Grit, brains, steely resolve, she transforms herself into her dream: elegance,
exclusiveness, upper class.
It
is extraordinary that at the same time, a handsome, haunted girl in a Polish
shtetl, visions of countesses, princesses, empresses in her daily dreams, all
those who scorned her lowly Jewish origins, this driven girl translated her
mother’s peasant recipes for curative ointments into fabulous sources of
scientific beautifiers for impeccable skin, impeccable rebirth, impeccable
lives the equal royalty, her vaunted royalty. She became Madame Helene Rubinstein,
mistress of royal jellies, creator of dreams of magic transformations,
transforming herself over and over, each polish more gleaming than the last
until she was a gem herself. She was bound to become the adversary of
Elizabeth Arden, the only real competitor to absolute domination of the beauty
business. If Arden was American high society, Rubinstein was European royalty
at a time Americans were hungry for the éclat. Arden polished her business to
polish herself. Rubinstein polished herself to polish her business. The
results were blinding successes.
And
accomplished book craftsman Doug Wright’s perplexity mounts as he lays out
scenarios for each of his queens, how in blazes to get to the level of personal
conflicts between these two titans of beauty products who never met, each
exploiting women in every vulnerability available. Never before had make up,
face creams, whole regimes been built into the sale of stuff to make women
irresistible leap to the forefront of a woman’s goals, a conceptual travesty
of their own devising aided and exploited by these two dragons battling to
dominate female ids on their way into their pocketbooks, said pocketbooks flush
with cash predominantly provided by males besotted by their desires for
luscious looking females, preferably classy. Only their tax returns would
declare which beauty queen was the winner, but book writer Doug Wright doesn’t
go there, he goes to setting up song and dance numbers extolling Arden’s sale of dreams versus Rubinstein’s sale of fantasies.
And
since Patti LuPone and Christine Ebersole don’t exactly dance, are stars
because of their pipes and delivery of auras of emotional panoramas, natural
focus is on the score. Composer Scott Frankel’s almost operatic concept of the
entire show gives each of his divas arias in which to shine, met with
invariable enthusiastic applause. Lyrics? Almost strictly utilitarian. These
are not poetic flights type dames. Having two glorious voices to work with,
embellished by artistic electronics, does not mean you get pure, clean Korie
lyrics all the time but what the hell, it’s LuPone, it’s Ebersole.
Christine
Ebersole and John Dossert
Almost
lost in the swanning of the divas are the contributions of the males in their
lives, their vital roles in building the companies, in building the legends.

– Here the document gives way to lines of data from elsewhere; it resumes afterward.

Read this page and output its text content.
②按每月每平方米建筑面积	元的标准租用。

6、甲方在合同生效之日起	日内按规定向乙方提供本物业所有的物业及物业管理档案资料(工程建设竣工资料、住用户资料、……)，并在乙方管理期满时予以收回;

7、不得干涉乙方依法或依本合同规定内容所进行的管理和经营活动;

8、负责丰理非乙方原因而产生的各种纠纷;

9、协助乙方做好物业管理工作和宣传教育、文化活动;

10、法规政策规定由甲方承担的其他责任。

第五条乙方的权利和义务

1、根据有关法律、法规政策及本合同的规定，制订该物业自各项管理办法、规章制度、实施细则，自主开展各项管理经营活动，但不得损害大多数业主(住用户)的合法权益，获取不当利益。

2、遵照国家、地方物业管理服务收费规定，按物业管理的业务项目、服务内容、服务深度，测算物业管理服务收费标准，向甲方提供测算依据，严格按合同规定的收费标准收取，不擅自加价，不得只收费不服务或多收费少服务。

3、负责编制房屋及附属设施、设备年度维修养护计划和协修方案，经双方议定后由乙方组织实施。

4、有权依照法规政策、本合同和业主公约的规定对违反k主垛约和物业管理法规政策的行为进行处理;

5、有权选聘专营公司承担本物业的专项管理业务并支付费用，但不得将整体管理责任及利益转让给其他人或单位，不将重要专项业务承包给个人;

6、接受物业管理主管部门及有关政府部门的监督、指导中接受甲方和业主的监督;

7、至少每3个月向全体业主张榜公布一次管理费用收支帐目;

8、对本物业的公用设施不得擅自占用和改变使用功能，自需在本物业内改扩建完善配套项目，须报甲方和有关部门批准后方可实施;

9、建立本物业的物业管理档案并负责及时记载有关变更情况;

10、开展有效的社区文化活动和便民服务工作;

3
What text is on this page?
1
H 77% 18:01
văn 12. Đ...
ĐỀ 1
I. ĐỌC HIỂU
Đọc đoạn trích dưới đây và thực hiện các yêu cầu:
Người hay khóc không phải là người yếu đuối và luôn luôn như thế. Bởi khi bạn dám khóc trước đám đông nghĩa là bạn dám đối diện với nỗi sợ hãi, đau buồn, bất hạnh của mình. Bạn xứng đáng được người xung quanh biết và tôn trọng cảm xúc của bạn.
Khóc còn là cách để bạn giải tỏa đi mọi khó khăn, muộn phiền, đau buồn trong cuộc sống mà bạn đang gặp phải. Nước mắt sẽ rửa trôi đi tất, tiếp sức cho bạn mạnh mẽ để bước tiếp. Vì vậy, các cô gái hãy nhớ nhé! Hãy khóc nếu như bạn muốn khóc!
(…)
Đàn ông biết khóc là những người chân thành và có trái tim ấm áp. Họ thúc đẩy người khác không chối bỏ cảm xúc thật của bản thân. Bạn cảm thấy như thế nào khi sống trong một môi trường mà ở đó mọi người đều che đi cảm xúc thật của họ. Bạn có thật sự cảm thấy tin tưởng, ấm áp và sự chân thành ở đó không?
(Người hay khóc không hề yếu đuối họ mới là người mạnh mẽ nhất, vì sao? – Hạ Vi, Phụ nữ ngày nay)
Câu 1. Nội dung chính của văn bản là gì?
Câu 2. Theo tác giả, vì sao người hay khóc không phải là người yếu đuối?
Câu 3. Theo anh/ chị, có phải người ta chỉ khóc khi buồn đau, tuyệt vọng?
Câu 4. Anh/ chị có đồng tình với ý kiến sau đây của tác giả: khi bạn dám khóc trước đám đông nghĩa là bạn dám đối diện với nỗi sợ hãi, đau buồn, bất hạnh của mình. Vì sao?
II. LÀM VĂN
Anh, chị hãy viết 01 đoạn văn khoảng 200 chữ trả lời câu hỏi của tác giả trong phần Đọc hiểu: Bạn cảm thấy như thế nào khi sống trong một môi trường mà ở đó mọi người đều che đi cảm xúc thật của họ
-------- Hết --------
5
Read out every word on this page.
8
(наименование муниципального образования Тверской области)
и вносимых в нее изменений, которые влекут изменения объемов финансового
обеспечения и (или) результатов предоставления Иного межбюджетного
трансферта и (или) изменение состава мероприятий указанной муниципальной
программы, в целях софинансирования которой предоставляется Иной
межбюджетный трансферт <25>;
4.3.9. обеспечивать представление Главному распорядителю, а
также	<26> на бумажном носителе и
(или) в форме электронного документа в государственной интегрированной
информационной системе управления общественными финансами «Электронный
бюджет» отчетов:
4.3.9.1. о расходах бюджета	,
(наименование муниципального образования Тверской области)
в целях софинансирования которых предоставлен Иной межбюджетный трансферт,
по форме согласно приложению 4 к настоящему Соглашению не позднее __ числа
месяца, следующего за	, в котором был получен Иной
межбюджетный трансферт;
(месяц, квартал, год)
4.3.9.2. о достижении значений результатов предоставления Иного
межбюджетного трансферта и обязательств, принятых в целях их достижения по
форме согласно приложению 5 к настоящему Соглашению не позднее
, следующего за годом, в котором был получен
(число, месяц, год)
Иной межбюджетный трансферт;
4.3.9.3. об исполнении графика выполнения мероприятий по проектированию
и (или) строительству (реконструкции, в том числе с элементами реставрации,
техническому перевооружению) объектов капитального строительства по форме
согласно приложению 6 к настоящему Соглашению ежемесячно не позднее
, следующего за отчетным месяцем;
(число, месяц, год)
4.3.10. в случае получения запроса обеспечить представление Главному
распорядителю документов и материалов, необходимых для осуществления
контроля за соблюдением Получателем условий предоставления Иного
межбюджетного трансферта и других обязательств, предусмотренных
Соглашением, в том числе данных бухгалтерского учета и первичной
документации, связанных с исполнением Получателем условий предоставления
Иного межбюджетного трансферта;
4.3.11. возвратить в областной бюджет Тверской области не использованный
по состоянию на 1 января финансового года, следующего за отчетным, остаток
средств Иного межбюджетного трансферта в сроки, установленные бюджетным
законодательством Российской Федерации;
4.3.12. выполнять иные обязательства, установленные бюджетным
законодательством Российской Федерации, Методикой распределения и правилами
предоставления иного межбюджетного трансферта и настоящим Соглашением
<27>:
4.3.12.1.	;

John Dossett, as Tommy Lewis, Elizabeth’s long supportive husband, her
staunchest ally, kept in the shadows by his demanding wife, makes clear, brash
impressions every time he gets the chance, as does Douglas Sills, Helena
Rubinstein’s brilliant homosexual sales director. Both men reach their limits
of putting up with the demands of their bosses, both men betray them to the
enemy when they are fed up.
Patti
LuPone and Douglas Sills
It’s
not a feel good show, it’s a to admire show, and there’s lots to admire. But
you don’t care. Without its two, really truly stars, it would be -- well, it
wouldn’t be. Just wouldn’t. In spite of all the expensive expertise.
War
Paint. At
the Nederlander Theatre, 208 West 41st Street. Tickets: $69-$199.
877-250-2929. 2 hrs 30 min. Open run.